Oxfam had to agree only to the alleviation of poverty to maintain its charitable status.

Thousands of receipts to be translated

But the most onerous condition, Wood said, is the major translation project ahead, which involves thousands of receipts.

"The amount of work is unbelievable," she said.

"The rules seem to have been applied differently in 2009 than they were now ... We're a really small team and this is a huge amount of work."

A spokesman for the CRA said the agency cannot comment on specific cases because of the confidentiality provisions of the Income Tax Act.

But Philippe Brideau said the translation requirement has long been in place for all charities.

"It has always been a requirement that charities keep books and records in one of the official languages of Canada: French or English," he said.

"Books and records can also be translated from their original language if they were created in a language other than English or French."

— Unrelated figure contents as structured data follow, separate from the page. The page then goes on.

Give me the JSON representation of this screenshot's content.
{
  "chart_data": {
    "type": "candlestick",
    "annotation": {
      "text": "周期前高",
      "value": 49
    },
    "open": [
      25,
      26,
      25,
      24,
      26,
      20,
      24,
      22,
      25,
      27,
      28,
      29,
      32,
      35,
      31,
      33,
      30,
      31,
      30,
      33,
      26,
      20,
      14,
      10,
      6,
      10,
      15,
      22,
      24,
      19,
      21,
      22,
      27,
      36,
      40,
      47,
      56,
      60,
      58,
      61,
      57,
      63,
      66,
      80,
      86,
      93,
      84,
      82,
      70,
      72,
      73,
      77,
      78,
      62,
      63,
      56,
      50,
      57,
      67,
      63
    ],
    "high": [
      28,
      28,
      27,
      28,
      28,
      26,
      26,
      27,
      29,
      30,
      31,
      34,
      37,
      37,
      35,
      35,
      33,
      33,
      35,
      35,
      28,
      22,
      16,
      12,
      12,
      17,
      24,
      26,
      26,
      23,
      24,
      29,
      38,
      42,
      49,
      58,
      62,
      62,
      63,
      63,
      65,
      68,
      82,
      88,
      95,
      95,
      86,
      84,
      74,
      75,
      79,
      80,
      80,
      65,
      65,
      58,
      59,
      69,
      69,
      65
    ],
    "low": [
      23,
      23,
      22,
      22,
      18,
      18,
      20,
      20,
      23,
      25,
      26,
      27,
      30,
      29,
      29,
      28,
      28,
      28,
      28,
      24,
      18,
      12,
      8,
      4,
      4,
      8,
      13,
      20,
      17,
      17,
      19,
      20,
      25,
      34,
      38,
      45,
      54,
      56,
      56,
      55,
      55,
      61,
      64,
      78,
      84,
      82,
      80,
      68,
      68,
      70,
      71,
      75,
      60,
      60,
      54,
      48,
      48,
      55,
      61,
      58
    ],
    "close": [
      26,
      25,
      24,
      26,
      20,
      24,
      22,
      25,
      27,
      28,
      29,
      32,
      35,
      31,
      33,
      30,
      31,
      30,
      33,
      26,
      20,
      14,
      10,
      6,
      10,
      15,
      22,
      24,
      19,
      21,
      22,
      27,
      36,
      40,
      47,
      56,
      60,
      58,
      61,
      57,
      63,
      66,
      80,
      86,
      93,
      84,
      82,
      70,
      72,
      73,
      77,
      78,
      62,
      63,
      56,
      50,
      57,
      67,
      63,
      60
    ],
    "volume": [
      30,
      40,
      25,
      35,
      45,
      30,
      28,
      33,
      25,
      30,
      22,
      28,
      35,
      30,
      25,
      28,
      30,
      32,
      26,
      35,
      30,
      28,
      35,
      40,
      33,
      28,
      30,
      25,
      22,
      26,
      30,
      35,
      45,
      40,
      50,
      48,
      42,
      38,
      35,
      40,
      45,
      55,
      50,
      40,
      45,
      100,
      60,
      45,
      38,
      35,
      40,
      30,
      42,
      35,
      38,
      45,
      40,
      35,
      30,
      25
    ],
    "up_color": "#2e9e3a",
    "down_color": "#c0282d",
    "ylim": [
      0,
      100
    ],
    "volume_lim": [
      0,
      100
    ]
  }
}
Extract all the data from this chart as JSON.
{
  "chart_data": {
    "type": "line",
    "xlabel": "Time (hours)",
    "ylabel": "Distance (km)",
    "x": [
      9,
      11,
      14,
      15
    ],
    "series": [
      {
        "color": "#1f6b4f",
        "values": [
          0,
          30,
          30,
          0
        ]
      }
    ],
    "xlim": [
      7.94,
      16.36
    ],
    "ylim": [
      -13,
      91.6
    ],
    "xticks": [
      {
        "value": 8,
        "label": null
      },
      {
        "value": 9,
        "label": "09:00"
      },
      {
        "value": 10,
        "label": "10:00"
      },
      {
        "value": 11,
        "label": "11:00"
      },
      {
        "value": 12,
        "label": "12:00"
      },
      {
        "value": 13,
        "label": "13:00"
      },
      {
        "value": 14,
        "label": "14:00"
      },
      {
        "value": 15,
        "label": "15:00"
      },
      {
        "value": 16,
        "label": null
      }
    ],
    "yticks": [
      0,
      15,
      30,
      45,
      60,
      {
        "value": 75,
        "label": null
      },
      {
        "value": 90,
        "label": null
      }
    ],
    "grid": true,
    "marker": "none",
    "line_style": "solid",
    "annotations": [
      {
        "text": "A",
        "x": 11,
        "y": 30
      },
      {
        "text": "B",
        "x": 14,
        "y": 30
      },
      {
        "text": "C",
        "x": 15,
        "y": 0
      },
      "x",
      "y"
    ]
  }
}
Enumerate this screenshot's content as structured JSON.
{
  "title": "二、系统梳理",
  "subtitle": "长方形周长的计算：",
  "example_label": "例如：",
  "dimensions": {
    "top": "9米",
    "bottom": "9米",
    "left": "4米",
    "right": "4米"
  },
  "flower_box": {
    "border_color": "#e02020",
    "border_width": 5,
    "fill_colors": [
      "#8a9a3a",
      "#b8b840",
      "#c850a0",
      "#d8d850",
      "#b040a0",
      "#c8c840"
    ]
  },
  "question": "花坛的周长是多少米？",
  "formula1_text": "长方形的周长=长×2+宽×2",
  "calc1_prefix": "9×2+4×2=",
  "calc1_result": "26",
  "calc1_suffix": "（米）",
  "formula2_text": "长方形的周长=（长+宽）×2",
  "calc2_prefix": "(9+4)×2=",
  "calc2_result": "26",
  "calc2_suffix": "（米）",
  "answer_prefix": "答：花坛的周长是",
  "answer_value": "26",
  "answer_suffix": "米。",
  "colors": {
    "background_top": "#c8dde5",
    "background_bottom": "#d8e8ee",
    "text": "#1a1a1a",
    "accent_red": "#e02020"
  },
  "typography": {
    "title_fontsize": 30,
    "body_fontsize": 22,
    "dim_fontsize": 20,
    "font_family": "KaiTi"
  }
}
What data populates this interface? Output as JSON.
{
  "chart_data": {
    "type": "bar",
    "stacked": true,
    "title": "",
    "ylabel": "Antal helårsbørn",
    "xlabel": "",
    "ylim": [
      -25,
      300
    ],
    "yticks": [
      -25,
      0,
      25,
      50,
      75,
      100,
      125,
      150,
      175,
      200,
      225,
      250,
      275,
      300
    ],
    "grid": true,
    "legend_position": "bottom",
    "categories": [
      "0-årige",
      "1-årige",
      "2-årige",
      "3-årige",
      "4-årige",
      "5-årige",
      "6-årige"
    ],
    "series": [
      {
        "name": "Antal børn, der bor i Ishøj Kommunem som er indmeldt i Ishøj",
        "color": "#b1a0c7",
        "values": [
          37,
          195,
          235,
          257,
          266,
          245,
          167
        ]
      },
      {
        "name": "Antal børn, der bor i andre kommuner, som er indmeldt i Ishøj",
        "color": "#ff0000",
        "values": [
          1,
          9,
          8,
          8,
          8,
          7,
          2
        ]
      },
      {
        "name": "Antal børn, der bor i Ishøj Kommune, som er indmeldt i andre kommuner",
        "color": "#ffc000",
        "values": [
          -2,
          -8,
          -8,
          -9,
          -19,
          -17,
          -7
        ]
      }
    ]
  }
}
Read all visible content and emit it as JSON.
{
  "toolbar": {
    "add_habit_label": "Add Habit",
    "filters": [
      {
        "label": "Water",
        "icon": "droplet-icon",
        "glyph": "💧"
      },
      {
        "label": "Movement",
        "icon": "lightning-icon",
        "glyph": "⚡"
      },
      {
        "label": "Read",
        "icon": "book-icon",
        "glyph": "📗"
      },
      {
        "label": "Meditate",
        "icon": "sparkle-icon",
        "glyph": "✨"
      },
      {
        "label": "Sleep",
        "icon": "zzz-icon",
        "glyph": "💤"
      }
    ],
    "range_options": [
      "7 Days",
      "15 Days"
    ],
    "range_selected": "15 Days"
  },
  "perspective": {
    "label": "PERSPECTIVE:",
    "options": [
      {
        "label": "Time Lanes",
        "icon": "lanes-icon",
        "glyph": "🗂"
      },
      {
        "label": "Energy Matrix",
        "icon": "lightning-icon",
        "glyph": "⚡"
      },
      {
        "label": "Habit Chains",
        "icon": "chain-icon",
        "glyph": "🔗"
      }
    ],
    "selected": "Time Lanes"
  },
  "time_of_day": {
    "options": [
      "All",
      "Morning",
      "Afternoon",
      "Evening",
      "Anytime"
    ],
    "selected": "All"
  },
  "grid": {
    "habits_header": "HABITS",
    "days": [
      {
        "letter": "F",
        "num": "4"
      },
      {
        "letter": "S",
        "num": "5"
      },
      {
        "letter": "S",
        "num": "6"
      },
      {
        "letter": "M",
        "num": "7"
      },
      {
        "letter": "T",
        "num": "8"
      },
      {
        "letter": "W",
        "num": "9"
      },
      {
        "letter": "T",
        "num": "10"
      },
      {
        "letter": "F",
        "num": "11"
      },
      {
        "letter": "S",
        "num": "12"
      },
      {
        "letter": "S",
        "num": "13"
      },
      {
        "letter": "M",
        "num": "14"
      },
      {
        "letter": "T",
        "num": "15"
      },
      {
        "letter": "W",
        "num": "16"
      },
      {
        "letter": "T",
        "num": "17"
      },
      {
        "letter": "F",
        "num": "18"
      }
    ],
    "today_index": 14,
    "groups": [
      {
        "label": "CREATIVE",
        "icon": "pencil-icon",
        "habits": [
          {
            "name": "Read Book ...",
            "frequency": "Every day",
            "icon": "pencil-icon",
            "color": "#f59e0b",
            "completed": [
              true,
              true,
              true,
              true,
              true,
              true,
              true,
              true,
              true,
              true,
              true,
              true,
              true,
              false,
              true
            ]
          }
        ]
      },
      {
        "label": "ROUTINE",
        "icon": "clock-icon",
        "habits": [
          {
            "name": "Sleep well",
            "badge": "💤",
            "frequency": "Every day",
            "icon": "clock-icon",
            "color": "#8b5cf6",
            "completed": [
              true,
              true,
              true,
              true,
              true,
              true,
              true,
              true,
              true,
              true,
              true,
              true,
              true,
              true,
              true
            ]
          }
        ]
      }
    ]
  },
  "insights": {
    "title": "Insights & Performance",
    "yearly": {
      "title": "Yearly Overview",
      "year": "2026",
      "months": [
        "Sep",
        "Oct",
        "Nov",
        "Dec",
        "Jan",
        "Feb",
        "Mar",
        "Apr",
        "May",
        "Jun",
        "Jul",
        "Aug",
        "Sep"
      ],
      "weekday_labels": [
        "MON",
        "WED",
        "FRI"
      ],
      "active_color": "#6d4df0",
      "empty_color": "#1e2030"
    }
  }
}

He added that "there is no set time frame within which the CRA conducts subsequent audits ... In some instances, the CRA conducts audits to ensure that a charity has implemented corrective measures identified at the time of a previous audit."

Wood said there is "a great sense of disquiet or unease that the CRA could come back at any time and say this is not actually what we were looking for."

"There's a sense of not wanting to speak out about anything, not wanting to have your head up above the crowd."

'Advocacy chill'

The Harper government ordered the political-activity audits in March 2012, handing CRA some $8 million in funding that has since grown to $13 million.

The measure closely followed statements from senior cabinet ministers that labelled environmental charities "terrorists" and "money launderers" for their opposition to government pipeline and energy policies.

Critics and the charities themselves have said the new wave of audits, also hitting labour- and church-sponsored groups, foreign-aid groups and human-rights organizations, has led to an "advocacy chill" as they fear speaking out.

But Revenue Minister Kerry-Lynne Findlay has said the government is simply holding charities to account, enforcing the rules and safeguarding public money.

And CRA officials say they alone decide which charities to audit for political activities, and do so fairly.

An umbrella organization representing more than 70 international-aid groups in Canada says a survey of members has found government funding drying up significantly since 2011, and many subject to relatively recent audits from the CRA and Foreign Affairs.

The Ottawa-based Canadian Council for International Co-operation also held workshops in October and April led by two lawyers to help members cope with the new political-activity audits, said spokeswoman Michelle Bested.